SMIS observed low participation of female headed households and female farmers in SMIS extension and agronomy capacity development initiatives. The woreda and development agents (DAs) did not consider women participation important, although most of agricultural work is carried out by women in SSI and micro-irrigation systems. Following gender model family approach, SMIS mandated participation of FHH and female farmers in all extension and agronomy training program and demonstrations. The results show that participation of FHH and women has increased in IWUA activities, making an impact on the livelihood of FHH farmers.

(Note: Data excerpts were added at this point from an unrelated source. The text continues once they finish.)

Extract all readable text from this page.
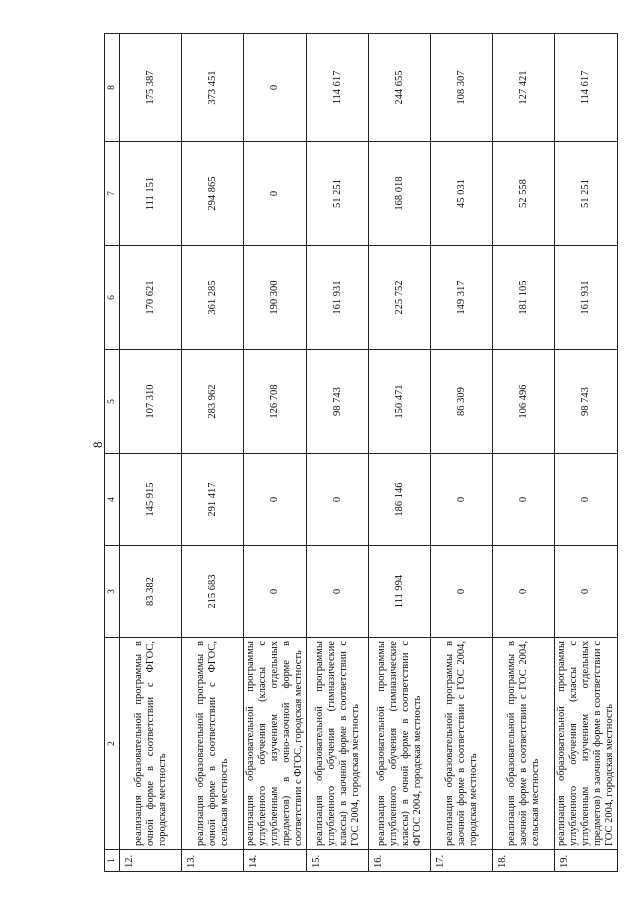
8
1	2	3	4	5	6	7	8
12.	реализация образовательной программы в очной форме в соответствии с ФГОС, городская местность	83 382	145 915	107 310	170 621	111 151	175 387
13.	реализация образовательной программы в очной форме в соответствии с ФГОС, сельская местность	215 683	291 417	283 962	361 285	294 865	373 451
14.	реализация образовательной программы углубленного обучения (классы с углубленным изучением отдельных предметов) в очно-заочной форме в соответствии с ФГОС, городская местность	0	0	126 708	190 300	0	0
15.	реализация образовательной программы углубленного обучения (гимназические классы) в заочной форме в соответствии с ГОС 2004, городская местность	0	0	98 743	161 931	51 251	114 617
16.	реализация образовательной программы углубленного обучения (гимназические классы) в очной форме в соответствии с ФГОС 2004, городская местность	111 994	186 146	150 471	225 752	168 018	244 655
17.	реализация образовательной программы в заочной форме в соответствии с ГОС 2004, городская местность	0	0	86 309	149 317	45 031	108 307
18.	реализация образовательной программы в заочной форме в соответствии с ГОС 2004, сельская местность	0	0	106 496	181 105	52 558	127 421
19.	реализация образовательной программы углубленного обучения (классы с углубленным изучением отдельных предметов) в заочной форме в соответствии с ГОС 2004, городская местность	0	0	98 743	161 931	51 251	114 617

Werke Turuneh, 45, is a widowed with seven children (6 sons and 1 daughter) live in Gechi District Humbro kebele in Oromia. She is a member of IWUA of Koba Kala scheme. Her husband, who was a bread winner of the house passed away nine years ago suddenly. “When my husband passed away I was confused and did not know what to do” said Worke “we had a hectare of land and I started to fight for survival with my kids with no irrigation skill”. Worke mentioned that due to lack of knowledge and skill on irrigated agriculture, they were not productive. Recognizing her effort the local communities recommended her to be one of the demonstration farmers. She started the SMIS’s full irrigation agronomy-extension package for cabbage production on her land. “Now” worke said “since I received all agronomy and the extension trainings and technical support from experts, I know all the steps to grow cabbages successfully. We are not only increasing our income but also our nutrition has improved. We are eating what we are growing.” Worke is only one of the widows benefiting from SSI. Besides the benefit to the targeted households the community members now have access to vegetables in their nearby market. This story proves that working with widows and FHH can be a successful ender responsive strategy.